Essa pergunta cabe tanto para os alunos quanto para o professor. O que poderia ter sido feito diferente para que o resultado fosse melhor. Em que podemos inovar, surpreender e impactar nos próximos projetos? As respostas encontradas realmente resolveram o problema inicial? Pode ser aplicada para outras situações? O conteúdo aprendido pode ser transferido para outros problemas reais que já existem ao seu redor? Nesse ponto o pensamento crítico merece um bom exercício!

Ufa! Quanta coisa incrível não é mesmo? É possível perceber, após tudo o que foi colocado até aqui, que esse tipo de aprendizagem, exige que os alunos trabalhem em equipes, formando verdadeiros Team Works e de forma bastante colaborativa. Espera-se que eles criem significado para os conteúdos a partir do caos e do excesso de informações existentes nos diversos canais de acesso aos assuntos e temas abordados no projeto. Diante dessa superabundância e com a adequada mediação do professor, é possível os alunos se articularem e apresentarem uma solução para a questão motriz de forma criativa e eficaz.

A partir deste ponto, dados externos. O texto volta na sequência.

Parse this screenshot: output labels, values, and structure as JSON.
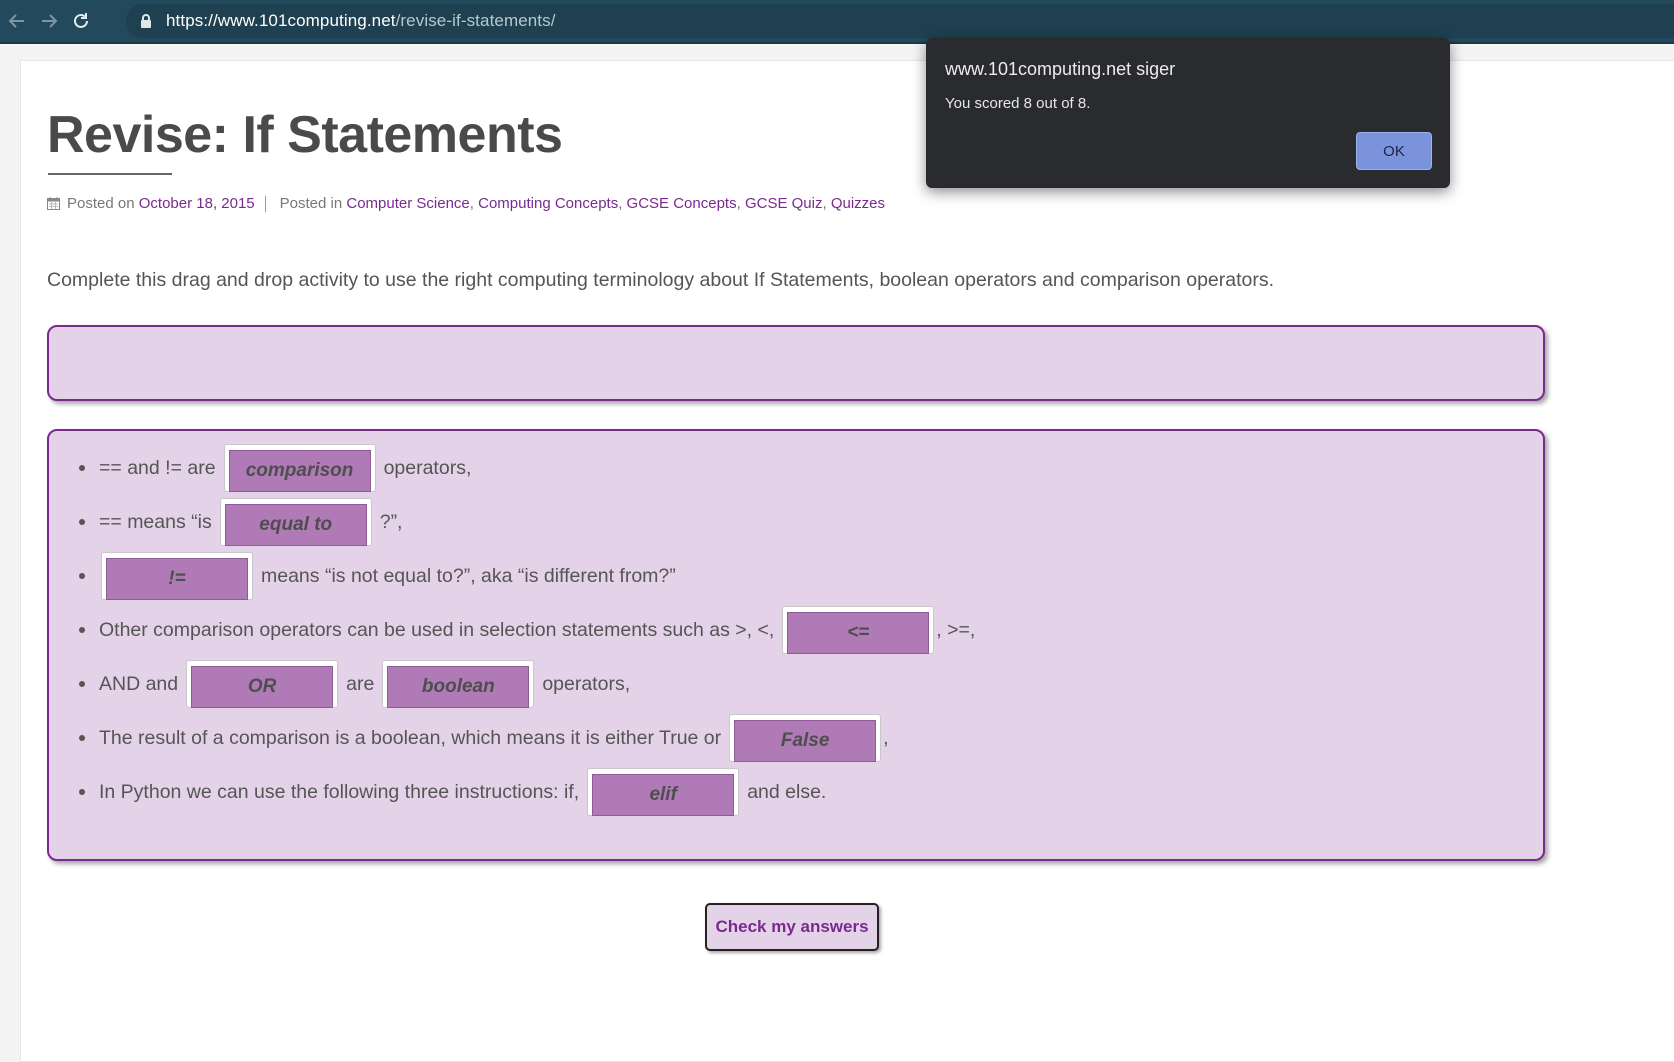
{
  "browser": {
    "url_host": "https://www.101computing.net",
    "url_path": "/revise-if-statements/"
  },
  "page": {
    "title": "Revise: If Statements",
    "meta": {
      "posted_on_label": "Posted on",
      "date": "October 18, 2015",
      "posted_in_label": "Posted in",
      "categories": [
        "Computer Science",
        "Computing Concepts",
        "GCSE Concepts",
        "GCSE Quiz",
        "Quizzes"
      ]
    },
    "intro": "Complete this drag and drop activity to use the right computing terminology about If Statements, boolean operators and comparison operators.",
    "quiz": {
      "items": [
        {
          "before": "== and != are",
          "answer": "comparison",
          "after": "operators,"
        },
        {
          "before": "== means “is",
          "answer": "equal to",
          "after": "?”,"
        },
        {
          "before": "",
          "answer": "!=",
          "after": "means “is not equal to?”, aka “is different from?”"
        },
        {
          "before": "Other comparison operators can be used in selection statements such as >, <,",
          "answer": "<=",
          "after": ", >=,"
        },
        {
          "before": "AND and",
          "answer": "OR",
          "middle": "are",
          "answer2": "boolean",
          "after": "operators,"
        },
        {
          "before": "The result of a comparison is a boolean, which means it is either True or",
          "answer": "False",
          "after": ","
        },
        {
          "before": "In Python we can use the following three instructions: if,",
          "answer": "elif",
          "after": "and else."
        }
      ]
    },
    "check_button": "Check my answers"
  },
  "dialog": {
    "origin": "www.101computing.net siger",
    "message": "You scored 8 out of 8.",
    "ok_label": "OK"
  }
}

Em uma Sociedade 5.0, também chamada de Sociedade Superesperta, onde as mídias digitais permitem uma comunicação instantânea e há informação quase ilimitada na internet, defendo que a Aprendizagem Baseada em Projetos é uma metodologia que ajuda a impulsionar a construção do conhecimento que todo aluno no mundo de hoje precisa dominar.

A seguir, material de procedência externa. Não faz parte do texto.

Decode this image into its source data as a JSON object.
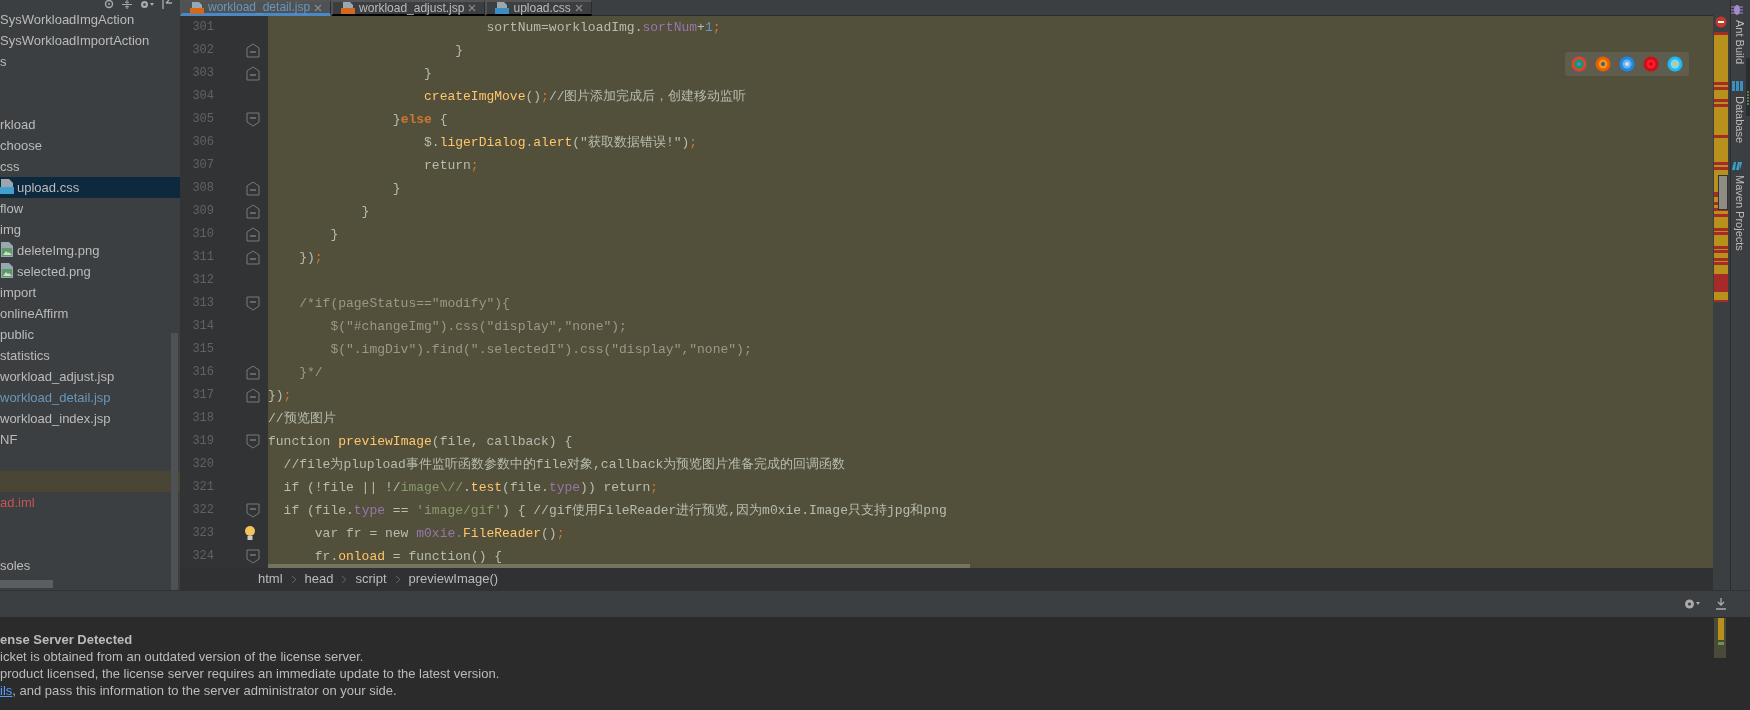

Sabemos que, para resolver as grandes questões da educação no século XXI, não há cartilhas prontas. Porém, há relatos e evidências sólidas de que, tudo o que foi apresentado aqui nessa reflexão é um caminho possível e real para uma grande transformação. Faz-se necessário ousar, testar, acertar e errar, aprender e ressignificar. A educação é um movimento feito a várias mãos. Porém, essas mãos precisam se mexer constantemente.

E como eu digo sempre: que esse mexe e remexe não demore muito pois, O Futuro é Agora!

*Texto escrito pelo Professor José Motta, engenheiro, gestor educacional, especialista em Principles of Technology, Mestre em Tecnologias Emergentes em Educação e Consultor em Metodologias Ativas de Ensino, Inovação Educacional e Tecnologias Educacionais. O profissional colabora voluntariamente com o Instituto GRPCOM no Blog Educação e Mídia.